Grab bars come in five types or styles, some with higher aesthetic appeal—especially important to avoid creating an institutional appearance in a residence:

  • Standard common style that mounts directly to studs or plywood
  • Ceiling/wall‐ or floor/wall‐mounted versions
  • Seat‐mounted bars that attach to the sides of the toilet; these do not have sufficient stability to meet accessibility codes
  • Portable bars that screw and clamp to the sides of a tub; these may not meet accessibility codes
  • Swing‐away support bars that pivot up and away; these may not meet accessibility codes

A standard grab bar must be firmly and securely installed directly into the studs or into walls that have been reinforced with wood framing or faced with a minimum ¾‐inch sheet of plywood.

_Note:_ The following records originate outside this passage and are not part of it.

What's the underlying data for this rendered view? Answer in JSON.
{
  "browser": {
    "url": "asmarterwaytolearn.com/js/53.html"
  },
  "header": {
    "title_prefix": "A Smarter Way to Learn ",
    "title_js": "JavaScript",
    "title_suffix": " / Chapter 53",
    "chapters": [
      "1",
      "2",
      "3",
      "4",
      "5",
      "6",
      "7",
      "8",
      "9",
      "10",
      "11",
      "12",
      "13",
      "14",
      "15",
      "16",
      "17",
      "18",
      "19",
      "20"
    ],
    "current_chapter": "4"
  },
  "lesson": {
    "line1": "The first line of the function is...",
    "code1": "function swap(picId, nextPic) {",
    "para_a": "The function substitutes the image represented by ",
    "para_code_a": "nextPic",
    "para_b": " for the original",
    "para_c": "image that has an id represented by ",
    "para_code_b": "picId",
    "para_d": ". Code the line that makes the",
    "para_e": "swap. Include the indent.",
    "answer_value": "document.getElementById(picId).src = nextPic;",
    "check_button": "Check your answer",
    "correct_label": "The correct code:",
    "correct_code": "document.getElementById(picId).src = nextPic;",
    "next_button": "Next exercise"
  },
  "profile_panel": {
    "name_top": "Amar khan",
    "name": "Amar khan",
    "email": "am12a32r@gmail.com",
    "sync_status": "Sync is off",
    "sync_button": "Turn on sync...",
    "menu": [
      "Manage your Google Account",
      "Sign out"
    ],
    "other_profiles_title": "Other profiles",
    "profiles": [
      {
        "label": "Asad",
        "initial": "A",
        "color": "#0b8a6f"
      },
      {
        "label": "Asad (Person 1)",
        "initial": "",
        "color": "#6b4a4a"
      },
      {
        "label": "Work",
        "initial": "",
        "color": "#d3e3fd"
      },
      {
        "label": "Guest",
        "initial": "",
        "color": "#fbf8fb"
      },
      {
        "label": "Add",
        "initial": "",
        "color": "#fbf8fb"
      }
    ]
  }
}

Plywood is preferred as a support material as it allows for the placement of most grab bars along a wall and in a number of locations based on users’ preference.


When existing conditions permit or in new construction, design a shower area with a zero‐clearance entry to provide easy entrance and exit. Plan for the water controls to be located near the entrance rather than under the showerhead. Include a handheld showerhead, grab bar, and a seat for an extra measure of safety, comfort, and security. A post on the interior design and home improvement site Houzz suggests some creative solutions, such as leaving out a shower door in warmer climates, a wall-hung toilet, and a floor with a one-way slope.